Anyway, I didn't realize the original song was so long! The games would be well into the second inning had the long version been used. 

In 1814, Francis Scott Key wrote the poem,Defense of Fort McHenry. The poem was later put to the tune of (John Stafford Smith's song)The Anacreontic Song, modified somewhat, and retitled The Star Spangled Banner.

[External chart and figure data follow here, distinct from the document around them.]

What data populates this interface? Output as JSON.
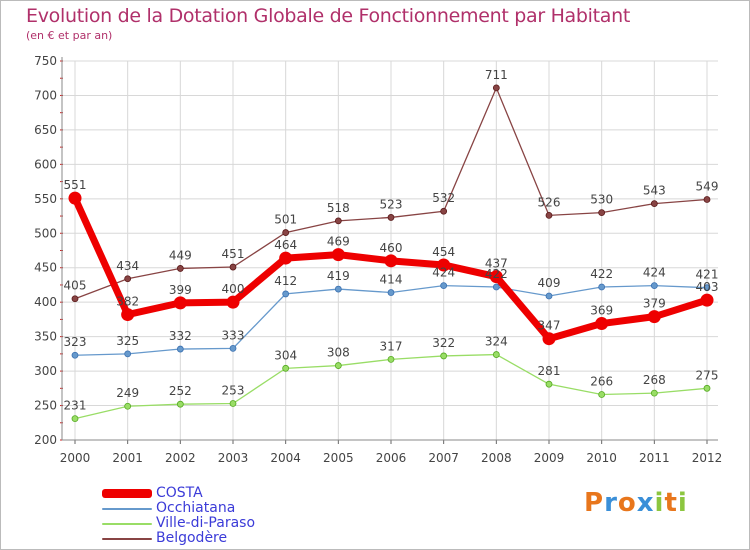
{
  "header": {
    "title": "Evolution de la Dotation Globale de Fonctionnement par Habitant",
    "subtitle": "(en € et par an)"
  },
  "logo": {
    "text": "Proxiti"
  },
  "colors": {
    "title": "#b0306a",
    "legend_text": "#3b3bd8",
    "grid": "#d8d8d8",
    "axis_tick_red": "#cc2222"
  },
  "chart_data": {
    "type": "line",
    "title": "Evolution de la Dotation Globale de Fonctionnement par Habitant",
    "subtitle": "(en € et par an)",
    "xlabel": "",
    "ylabel": "",
    "ylim": [
      200,
      750
    ],
    "yticks": [
      200,
      250,
      300,
      350,
      400,
      450,
      500,
      550,
      600,
      650,
      700,
      750
    ],
    "grid": true,
    "legend_position": "bottom-left",
    "x": [
      "2000",
      "2001",
      "2002",
      "2003",
      "2004",
      "2005",
      "2006",
      "2007",
      "2008",
      "2009",
      "2010",
      "2011",
      "2012"
    ],
    "series": [
      {
        "name": "COSTA",
        "color": "#ee0000",
        "values": [
          551,
          382,
          399,
          400,
          464,
          469,
          460,
          454,
          437,
          347,
          369,
          379,
          403
        ],
        "bold": true
      },
      {
        "name": "Occhiatana",
        "color": "#6699cc",
        "values": [
          323,
          325,
          332,
          333,
          412,
          419,
          414,
          424,
          422,
          409,
          422,
          424,
          421
        ]
      },
      {
        "name": "Ville-di-Paraso",
        "color": "#99dd66",
        "values": [
          231,
          249,
          252,
          253,
          304,
          308,
          317,
          322,
          324,
          281,
          266,
          268,
          275
        ]
      },
      {
        "name": "Belgodère",
        "color": "#884444",
        "values": [
          405,
          434,
          449,
          451,
          501,
          518,
          523,
          532,
          711,
          526,
          530,
          543,
          549
        ]
      }
    ]
  }
}
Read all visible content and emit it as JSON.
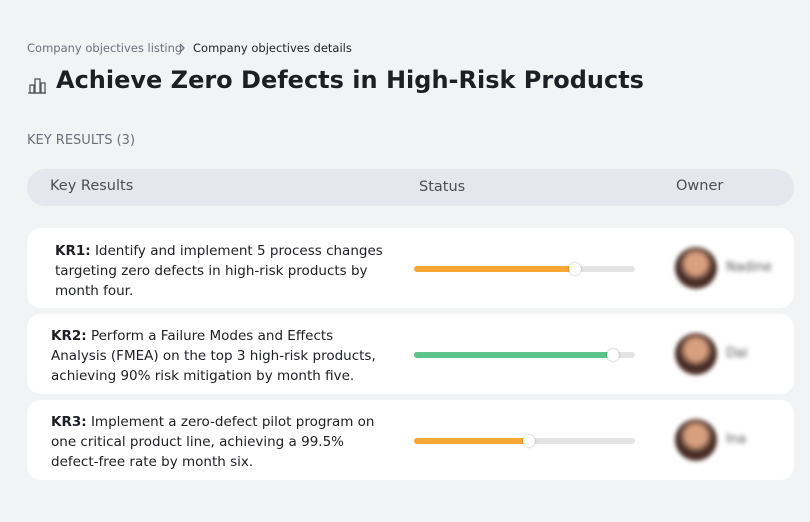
{
  "breadcrumb": [
    "Company objectives listing",
    "Company objectives details"
  ],
  "title": "Achieve Zero Defects in High-Risk Products",
  "section": "KEY RESULTS (3)",
  "columns": [
    "Key Results",
    "Status",
    "Owner"
  ],
  "rows": [
    {
      "label": "KR1:",
      "text": "Identify and implement 5 process changes targeting zero defects in high-risk products by month four.",
      "progress": 73,
      "color": "#f7a733",
      "owner": "Nadine"
    },
    {
      "label": "KR2:",
      "text": "Perform a Failure Modes and Effects Analysis (FMEA) on the top 3 high-risk products, achieving 90% risk mitigation by month five.",
      "progress": 90,
      "color": "#5cc38b",
      "owner": "Dai"
    },
    {
      "label": "KR3:",
      "text": "Implement a zero-defect pilot program on one critical product line, achieving a 99.5% defect-free rate by month six.",
      "progress": 52,
      "color": "#f7a733",
      "owner": "Ina"
    }
  ]
}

Congress proclaimed The Star Spangled Banner the U.S. National Anthem in 1931.

Oh, say, can you see, by the dawn's early light,
What so proudly we hail'd at the twilight's last gleaming?
Whose broad stripes and bright stars, thro' the perilous fight,
O'er the ramparts we watch'd, were so gallantly streaming?
And the rockets' red glare, the bombs bursting in air,
Gave proof thro' the night that our flag was still there.
O say, does that star-spangled banner yet wave
O'er the land of the free and the home of the brave?

On the shore dimly seen thro' the mists of the deep,
Where the foe's haughty host in dread silence reposes,
What is that which the breeze, o'er the towering steep,
As it fitfully blows, half conceals, half discloses?
Now it catches the gleam of the morning's first beam,
In full glory reflected, now shines on the stream:
'Tis the star-spangled banner: O, long may it wave
O'er the land of the free and the home of the brave!

And where is that band who so vauntingly swore
That the havoc of war and the battle's confusion
A home and a country should leave us no more?
Their blood has wash'd out their foul footsteps' pollution.
No refuge could save the hireling and slave
From the terror of flight or the gloom of the grave:
And the star-spangled banner in triumph doth wave
O'er the land of the free and the home of the brave.

O, thus be it ever when freemen shall stand,
Between their lov'd homes and the war's desolation;
Blest with vict'ry and peace, may the heav'n-rescued land
Praise the Pow'r that hath made and preserv'd us a nation!
Then conquer we must, when our cause is just,
And this be our motto: "In God is our trust"
And the star-spangled banner in triumph shall wave
O'er the land of the free and the home of the brave!